I'm the new superficial.com

I know all you mongoloids come to me for your entertainment news and I have two new pieces of hot gossip.

Word is that Ice Cube will play B.A. Baracus in the upcoming A Team movie. Fuck that. It is Mr. T or nothing. If you are going to get an Ice rapper at least get Ice T for obvious reasons.

Panic! at the Disco is dropping the exclamation point to become Panic at the Disco. To show my support I was going to petition the Pope to get rid of all exclamation points everywhere but then I realized Panic!@the Disco are no talent baby rapists, so I think we should add more exclamation points to everything! Including the Bible! Take this excerpt from Jude's book.

"For certain men have crept in unnoticed, who long ago were marked out for this condemnation, ungodly men, who turn the grace of our God into lewdness and deny the only Lord God and our Lord Jesus Christ."

Pretty shitty right?

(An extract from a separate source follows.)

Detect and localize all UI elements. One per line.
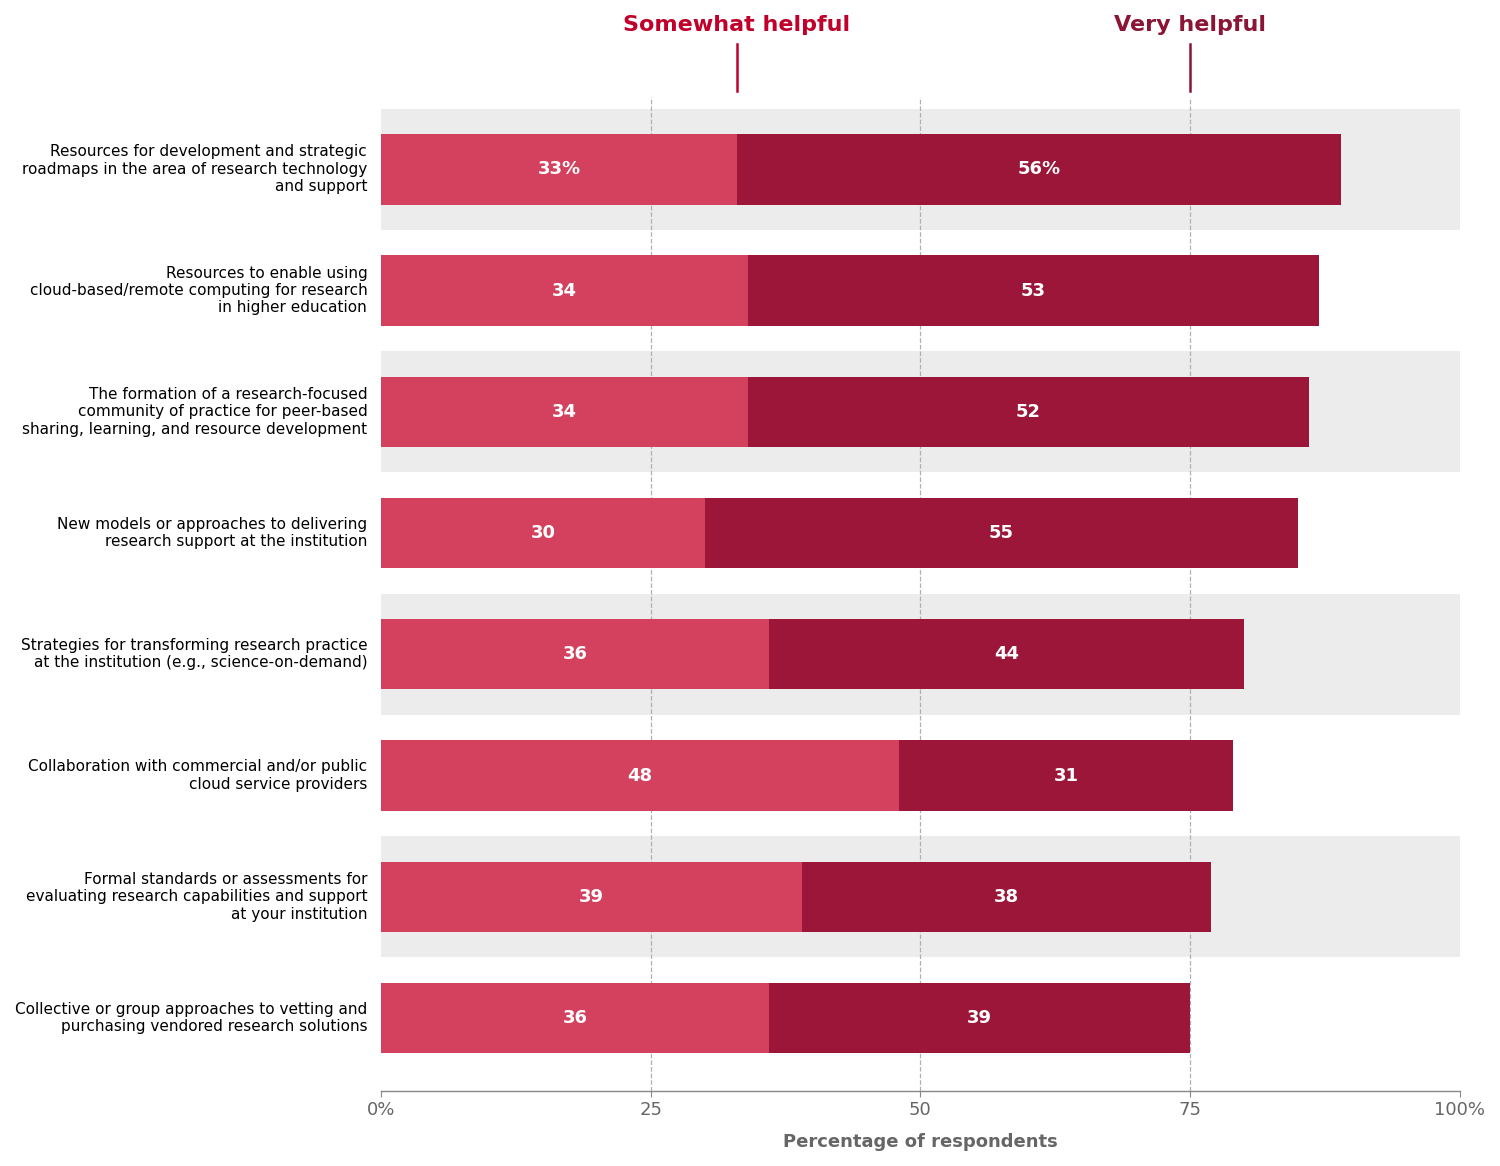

Now check this homefry

"For certain men have crept in unnoticed! who long ago were marked out for this condemnation! ungodly! men, who turn the grace of our God! into lewd!ness and deny the only Lord! God! and our Lord Jesus Christ!"

Holy shit! That fucking rocked your face off!

2 comments:

Dan Murphy said...

overuse of the exclamation dampens its significance (adapted from a family guy joke). in spanish and some other languages you have to ¡put them in the beginning and end of the phrase! (not the necessarily the sentence, as is a misconception)

Honey Brown said...

That is truly fascinating. I'd be happy to learn that but I hate anything foreign. I only care about the United States of God Bless America and the English language.